Throughout the film, the ship's guests constantly tell stories and anecdotes, very much giving the impression that their lives, albeit fictional, extend so much more beyond what Fellini gives us, which is a small, fleeting glimpse; a mere portion of the whole. Perhaps this is why his later films have been seen as more distant and unapproachable - in his earlier films, his main characters had well-written, fully-realized arcs that consisted of highly significant (if not the most significant) events in their lives. The sightseers of Amarcord and And The Ship Sailed On, on the other hand, go from episode to episode existing only as such, merely along for the ride with the rest of the audience, undaunted by emotional crises and moral dilemmas.

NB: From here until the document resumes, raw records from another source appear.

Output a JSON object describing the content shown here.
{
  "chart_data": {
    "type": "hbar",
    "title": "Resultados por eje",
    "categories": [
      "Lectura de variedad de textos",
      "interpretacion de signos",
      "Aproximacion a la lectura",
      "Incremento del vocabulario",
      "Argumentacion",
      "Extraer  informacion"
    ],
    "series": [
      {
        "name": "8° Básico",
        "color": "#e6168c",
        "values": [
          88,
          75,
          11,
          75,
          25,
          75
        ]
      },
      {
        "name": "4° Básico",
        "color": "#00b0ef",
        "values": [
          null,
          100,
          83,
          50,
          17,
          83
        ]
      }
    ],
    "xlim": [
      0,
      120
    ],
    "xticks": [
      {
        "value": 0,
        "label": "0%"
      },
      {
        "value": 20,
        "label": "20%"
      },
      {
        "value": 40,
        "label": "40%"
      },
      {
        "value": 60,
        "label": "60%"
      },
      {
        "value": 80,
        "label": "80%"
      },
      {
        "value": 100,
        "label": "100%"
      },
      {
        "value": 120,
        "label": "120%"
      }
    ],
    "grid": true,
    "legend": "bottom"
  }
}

In terms of film viewing, this method of storytelling is an acquired taste (when I first saw it, I didn't really think much of the carnivalesque Amarcord, but I'm gradually warming up to it bit by bit), but those who try hard enough or let themselves should certainly be able to take their share of pleasure away from it.

Though it's not one of Il Maestro's greatest films, And The Ship Sailed On is still a highly enjoyable ride through the weird and wacky world of his mind, and certainly worth checking out at least for long-time Fellini fans. More casual viewers can take their chances, but would most likely benefit from warming up to some of his other films first; La Strada, La Dolce Vita or 8 1/2 would all be good places to start.

P.S. Something should probably be said about the music in this film. Sadly, Fellini was unable to work with his regular collaborator, the legendary Nino Rota, due to his death a few years previous. However, he made do with a smattering of well-known classical music, including Strauss' Blue "2001" Danube Waltz and a personal favorite of mine, Claude Debussy's Claire de Lune. Though it's a sort of "greatest hits" collection, it is nonetheless used fairly well throughout the film.

1 comment:

Jeff Vandusen. said...

It's funny, because Ingmar Bergman didn't really like anything Fellini did after Nights of Cabiria and said they were all "costumes and pageantry".

Bergman once said that he had boundless admiration for Fellini, but he felt that he sunk into making Fellini movies. Sort of the safety of self-parody, I guess.